Il m’est impossible de dépeindre la grandeur calme du paysage qui se déroule autour de la hauteur d’où nous avons pu confirmer les résultats de nos propres travaux et les suppositions bien fondées de Speke. Nous étions maintenant sur la route de retour suivie par lui-même et par Grant ; mais je crois qu’ils ont dû tourner la base de la montagne dont nous avons fait l’ascension ; les deux routes aboutissent au même endroit ; celle que nous prîmes nous conduisit à angle droit vers le Nil qui coulait au-dessous de nous.
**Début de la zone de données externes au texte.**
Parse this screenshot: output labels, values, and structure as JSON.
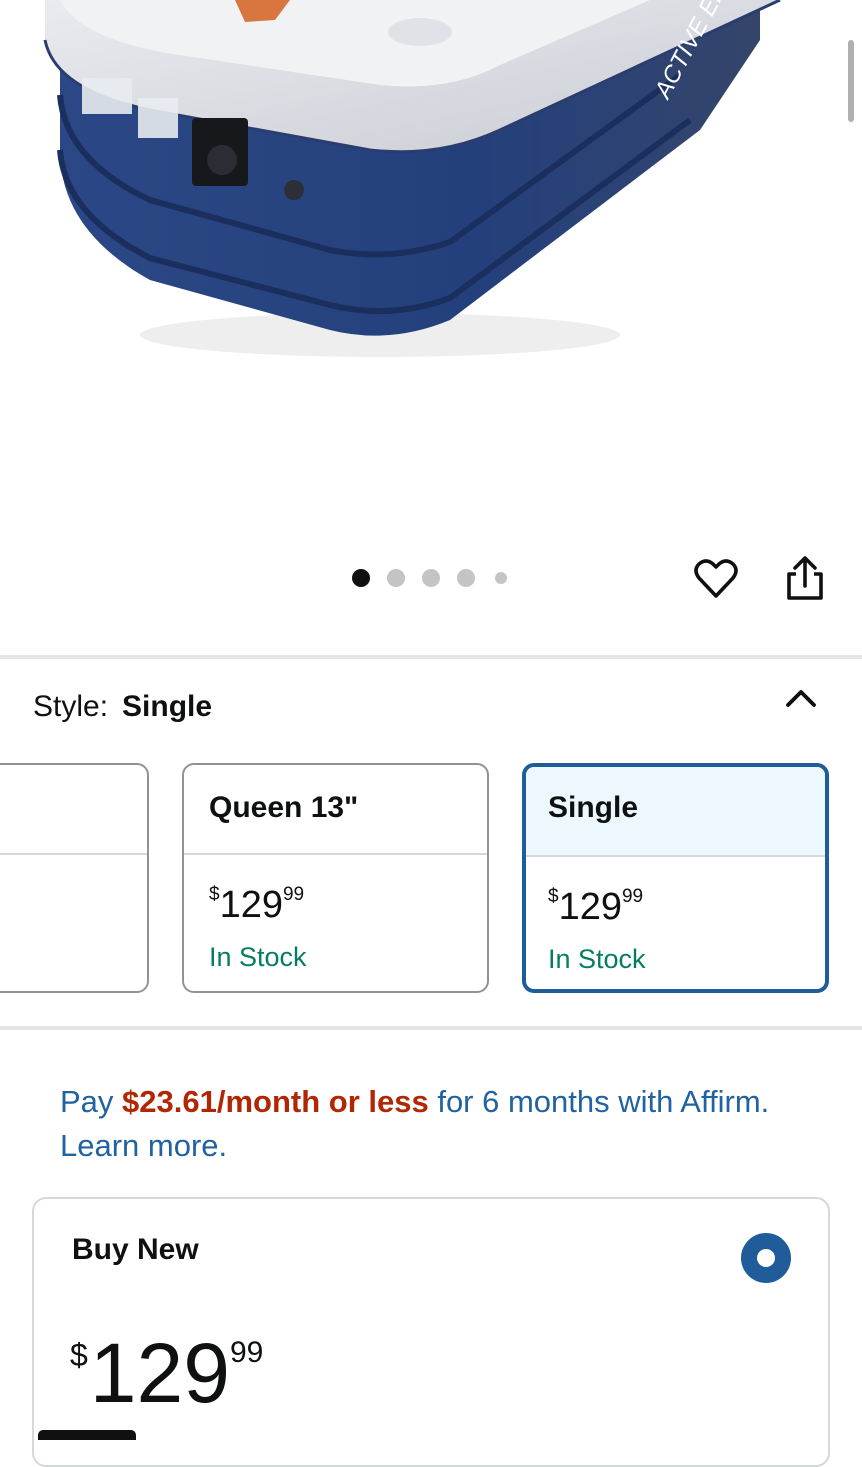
{
  "product_image": {
    "brand_text": "ACTIVE ERA",
    "carousel_dots": 5,
    "active_dot": 1
  },
  "actions": {
    "favorite_icon": "heart-outline-icon",
    "share_icon": "share-icon"
  },
  "style_selector": {
    "label": "Style:",
    "selected_value": "Single",
    "toggle_icon": "chevron-up-icon",
    "options": [
      {
        "name": "",
        "price_currency": "",
        "price_whole": "",
        "price_cents": "",
        "stock": ""
      },
      {
        "name": "Queen 13\"",
        "price_currency": "$",
        "price_whole": "129",
        "price_cents": "99",
        "stock": "In Stock"
      },
      {
        "name": "Single",
        "price_currency": "$",
        "price_whole": "129",
        "price_cents": "99",
        "stock": "In Stock",
        "selected": true
      }
    ]
  },
  "affirm": {
    "prefix": "Pay ",
    "highlight": "$23.61/month or less",
    "suffix": " for 6 months with Affirm. Learn more."
  },
  "buy_new": {
    "title": "Buy New",
    "price_currency": "$",
    "price_whole": "129",
    "price_cents": "99",
    "selected": true
  },
  "colors": {
    "accent_blue": "#1f5c99",
    "link_blue": "#2162a1",
    "price_red": "#b12704",
    "stock_green": "#067d62"
  }
}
Indigènes de Madi et du Lira.

En descendant à travers des jungles enchevêtrées d’épines, nous arrivâmes au fleuve et, tournant subitement vers le nord, nous suivîmes son cours pendant un mille environ et nous campâmes pour la nuit sur ses bords. Après avoir traversé la vallée située entre le Gebel Koukou et la chaîne occidentale, le Nil n’était plus le fleuve calme que nous avions vu au sud : de nombreuses îles rocheuses embarrassaient son cours, et des bancs de vase couverts de hauts papyrus obstruaient tellement le courant, que le fleuve n’avait plus qu’un mille de large, en y comprenant un labyrinthe d’îles, de rochers et les canaux intermédiaires. Sur une de ces îles couvertes de joncs, nous découvrîmes un troupeau d’éléphants, presque entièrement cachés par la hauteur des plantes. Comme ils s’approchaient du bord de l’eau, je déchargeai sur eux une vingtaine de fois ma carabine Fletcher, dont la portée est de six cents mètres, mais je ne pus ni les atteindre, ni même les effrayer ; ce fait peut donner une idée de la largeur du fleuve, car l’île paraissait en occuper le milieu.
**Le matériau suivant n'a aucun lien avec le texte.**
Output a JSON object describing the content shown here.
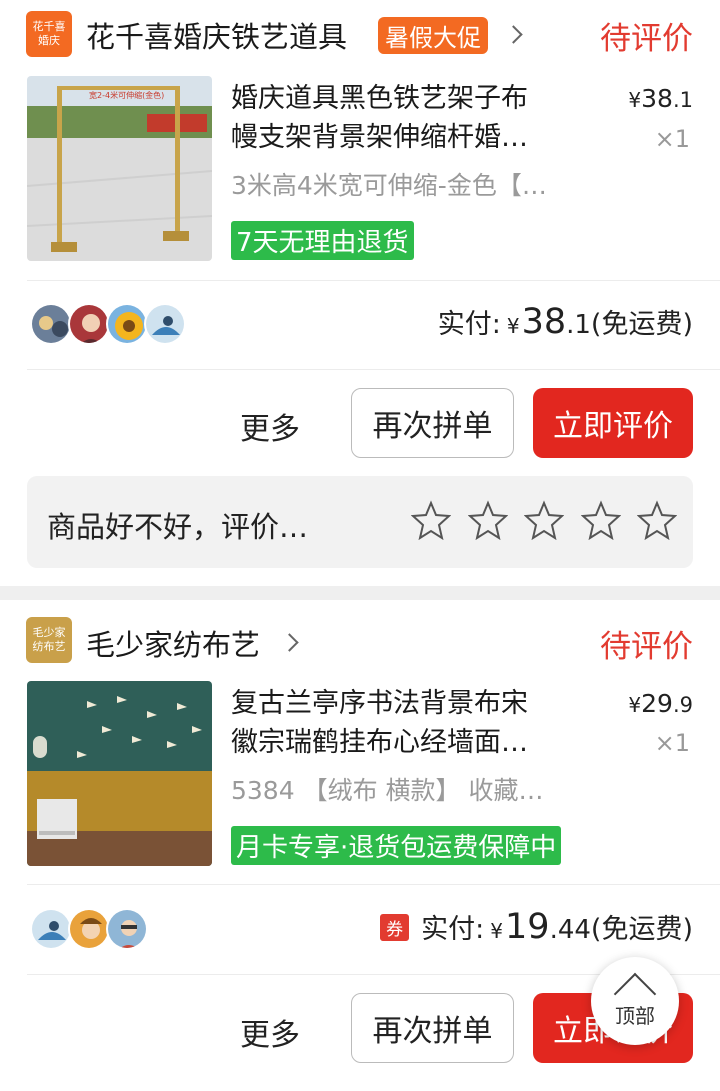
{
  "orders": [
    {
      "shop": {
        "logo_text": "花千喜婚庆",
        "logo_color": "#f36a22",
        "name": "花千喜婚庆铁艺道具",
        "promo_tag": "暑假大促"
      },
      "status": "待评价",
      "product": {
        "title_line1": "婚庆道具黑色铁艺架子布",
        "title_line2": "幔支架背景架伸缩杆婚…",
        "spec": "3米高4米宽可伸缩-金色【…",
        "service_tag": "7天无理由退货",
        "price_currency": "¥",
        "price_int": "38",
        "price_dec": ".1",
        "quantity": "×1",
        "thumb_caption": "宽2-4米可伸缩(金色)"
      },
      "payment": {
        "label": "实付:",
        "currency": "¥",
        "amount_int": "38",
        "amount_dec": ".1",
        "shipping": "(免运费)"
      },
      "actions": {
        "more": "更多",
        "reorder": "再次拼单",
        "review": "立即评价"
      },
      "review_prompt": {
        "text": "商品好不好，评价…",
        "stars": 5
      }
    },
    {
      "shop": {
        "logo_text": "毛少家纺布艺",
        "logo_color": "#c9a04a",
        "name": "毛少家纺布艺"
      },
      "status": "待评价",
      "product": {
        "title_line1": "复古兰亭序书法背景布宋",
        "title_line2": "徽宗瑞鹤挂布心经墙面…",
        "spec": "5384 【绒布 横款】 收藏…",
        "service_tag": "月卡专享·退货包运费保障中",
        "price_currency": "¥",
        "price_int": "29",
        "price_dec": ".9",
        "quantity": "×1"
      },
      "payment": {
        "coupon": "券",
        "label": "实付:",
        "currency": "¥",
        "amount_int": "19",
        "amount_dec": ".44",
        "shipping": "(免运费)"
      },
      "actions": {
        "more": "更多",
        "reorder": "再次拼单",
        "review": "立即评价"
      }
    }
  ],
  "back_to_top": "顶部",
  "colors": {
    "accent_red": "#e2271f",
    "status_red": "#e23b30",
    "service_green": "#2dbb4a",
    "promo_orange": "#f36a22"
  }
}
Un peu plus bas, le Nil se resserre rapidement et devient enfin un torrent impétueux qui se précipite à travers une gorge étroite, entre deux falaises à pic, avec une force terrible. Dans certains endroits, ce grand fleuve est réduit, par sa prison de rochers, à une largeur de cent vingt mètres au plus. À travers ces écluses naturelles, la chute des eaux a quelque chose d’effrayant, mais on conçoit que pour un observateur vulgaire, venant du Nord, comme la plupart des voyageurs l’ont fait avant Speke, le Nil dans cette partie de son cours ne soit apparu que comme un torrent des montagnes ; d’autant mieux que je ne sache pas que personne ait tenu compte de l’impétuosité de son courant.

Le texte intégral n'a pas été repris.